8. I won’t repeat Churchill’s overused quote regarding Democracy. I will however state that a better system, what I call Sophocracy, rule by wisdom, is possible. The main benefit of Democracy is to facilitate the peaceful transition of power from one party to another, at designated intervals, according to the prevailing mood of the people. This has reduced the incidence of violent revolution to a large extent. However true Democracy, rule by the majority at its most basic (and unconstrained by other more important principles such as transparency, accountability and laws based on social justice), is a recipe for disaster. If the majority of the population are stupid and nasty then true Democracy becomes rule by the stupid and nasty. It can and has led to tyranny, totalitarianism and genocide, after all Hitler was voted in democratically. Ben Franklin said that democracy was two wolves and a lamb voting for what to have for lunch. True democracy in Saudi Arabia will result in a Sunni/Wahabi/Salafist Muslim fundamentalist regime which will tyrannize minority groups, worsen the oppression of women and intensify their export of terrorism around the world. The USA no longer has a democracy, they have a “fraudocracy”, their democracy has been hijacked and perverted by corporate interests resulting in obscene disparities of income (the 99% are NOT being represented), banking fraud with none of the culprits brought to justice, foreign wars of exploitation and climate change spiraling out of control.

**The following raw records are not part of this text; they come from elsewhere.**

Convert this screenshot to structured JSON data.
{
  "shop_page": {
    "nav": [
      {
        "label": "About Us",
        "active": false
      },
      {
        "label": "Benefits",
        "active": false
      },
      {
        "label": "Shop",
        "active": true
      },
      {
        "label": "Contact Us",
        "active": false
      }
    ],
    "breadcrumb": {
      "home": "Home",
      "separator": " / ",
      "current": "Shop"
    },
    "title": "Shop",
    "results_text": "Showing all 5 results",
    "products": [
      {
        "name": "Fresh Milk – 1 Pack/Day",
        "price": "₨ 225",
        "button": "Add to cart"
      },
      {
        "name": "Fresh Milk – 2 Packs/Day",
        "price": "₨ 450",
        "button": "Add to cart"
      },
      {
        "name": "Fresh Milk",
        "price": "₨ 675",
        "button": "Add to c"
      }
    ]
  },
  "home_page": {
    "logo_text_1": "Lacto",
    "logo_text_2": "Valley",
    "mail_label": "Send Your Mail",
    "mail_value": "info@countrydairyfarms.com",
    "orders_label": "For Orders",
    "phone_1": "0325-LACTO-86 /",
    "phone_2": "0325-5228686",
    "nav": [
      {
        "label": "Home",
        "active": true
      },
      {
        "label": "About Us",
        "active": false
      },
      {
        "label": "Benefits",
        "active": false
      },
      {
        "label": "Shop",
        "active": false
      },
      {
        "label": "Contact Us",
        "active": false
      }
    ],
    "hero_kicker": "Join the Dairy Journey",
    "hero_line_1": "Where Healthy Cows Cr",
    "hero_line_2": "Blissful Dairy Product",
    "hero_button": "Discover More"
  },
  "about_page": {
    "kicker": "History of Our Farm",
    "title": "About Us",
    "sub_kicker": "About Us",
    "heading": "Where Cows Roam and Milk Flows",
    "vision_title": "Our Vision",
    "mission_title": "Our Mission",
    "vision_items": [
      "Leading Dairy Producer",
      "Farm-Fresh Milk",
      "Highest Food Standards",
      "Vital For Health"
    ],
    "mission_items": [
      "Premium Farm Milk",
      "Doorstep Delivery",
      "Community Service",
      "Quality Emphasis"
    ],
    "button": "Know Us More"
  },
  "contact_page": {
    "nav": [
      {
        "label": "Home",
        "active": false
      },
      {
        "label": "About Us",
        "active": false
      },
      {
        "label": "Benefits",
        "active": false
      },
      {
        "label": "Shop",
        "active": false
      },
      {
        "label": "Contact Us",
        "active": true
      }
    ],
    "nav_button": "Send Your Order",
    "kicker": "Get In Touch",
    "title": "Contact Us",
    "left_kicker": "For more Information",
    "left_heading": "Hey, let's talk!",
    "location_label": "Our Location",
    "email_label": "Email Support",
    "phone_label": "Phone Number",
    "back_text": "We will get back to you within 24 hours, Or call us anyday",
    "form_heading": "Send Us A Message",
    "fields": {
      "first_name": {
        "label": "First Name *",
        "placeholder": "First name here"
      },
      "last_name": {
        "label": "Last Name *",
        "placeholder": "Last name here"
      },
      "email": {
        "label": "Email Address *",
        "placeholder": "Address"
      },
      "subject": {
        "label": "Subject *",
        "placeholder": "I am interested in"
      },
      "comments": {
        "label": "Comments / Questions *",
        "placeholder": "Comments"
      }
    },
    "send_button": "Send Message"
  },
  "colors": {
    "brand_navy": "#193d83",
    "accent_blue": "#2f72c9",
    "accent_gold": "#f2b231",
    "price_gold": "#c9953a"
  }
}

Even rabid advocates of “democracy” can and do willingly give up their “democratic rights” much of the time. In an aircraft, decisions are not made by the majority of the passengers who are invariably ignorant of aviation. Decisions are voluntarily entrusted by the passengers to the pilot, who autocratically goes about his/her job, to the benefit of everyone. We trust he/she will do a proper job because the checks and balances in our system ensure only a fit and proper person who has passed all medical checks and training criteria and who is utterly accountable for what he/she does will be flying the plane in the service of the common good (pilots are the ultimate in
accountability as they will pay for their incompetence with their own death). Sophocracy, rule by wisdom, should incorporate some aspects of democracy with certain caveats: only those who understand the issues should be allowed to vote. This may require potential voters to go through a test for minimum intelligence and knowledge before being allowed to vote.

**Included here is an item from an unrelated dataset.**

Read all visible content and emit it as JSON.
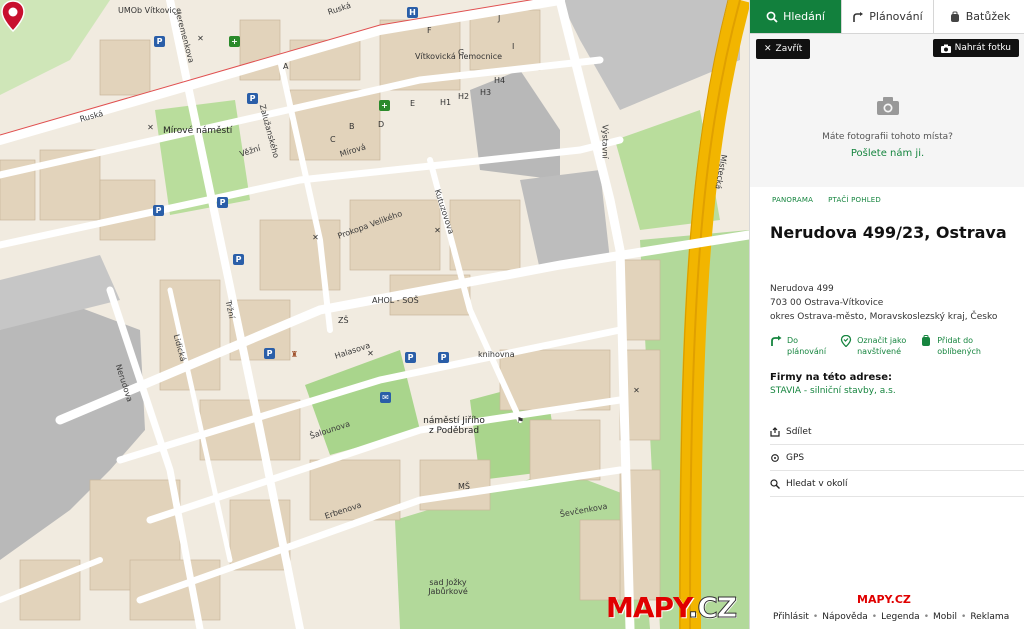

Only competent individuals with a proven track record who have been deemed to be fit and proper people and who are capable of making sensible decisions in the service of the common good should be allowed to stand as candidates. Pilots go through an exhaustive process before being deemed fit to steer a plane. Our leaders should undergo no less stringent a process before being deemed fit to steer a country. The principles of transparency, accountability and rule of law according to social justice, must hold priority over democracy. If a democractically elected leader in active office is found to be a war criminal eg he has taken the country to war on the basis of lies causing the death of innocent people, he must be immediately removed and thrown in jail, along with his cronies.
Further elaboration of sophocracy will require another 12 page essay (at least) and is beyond thescope of this article.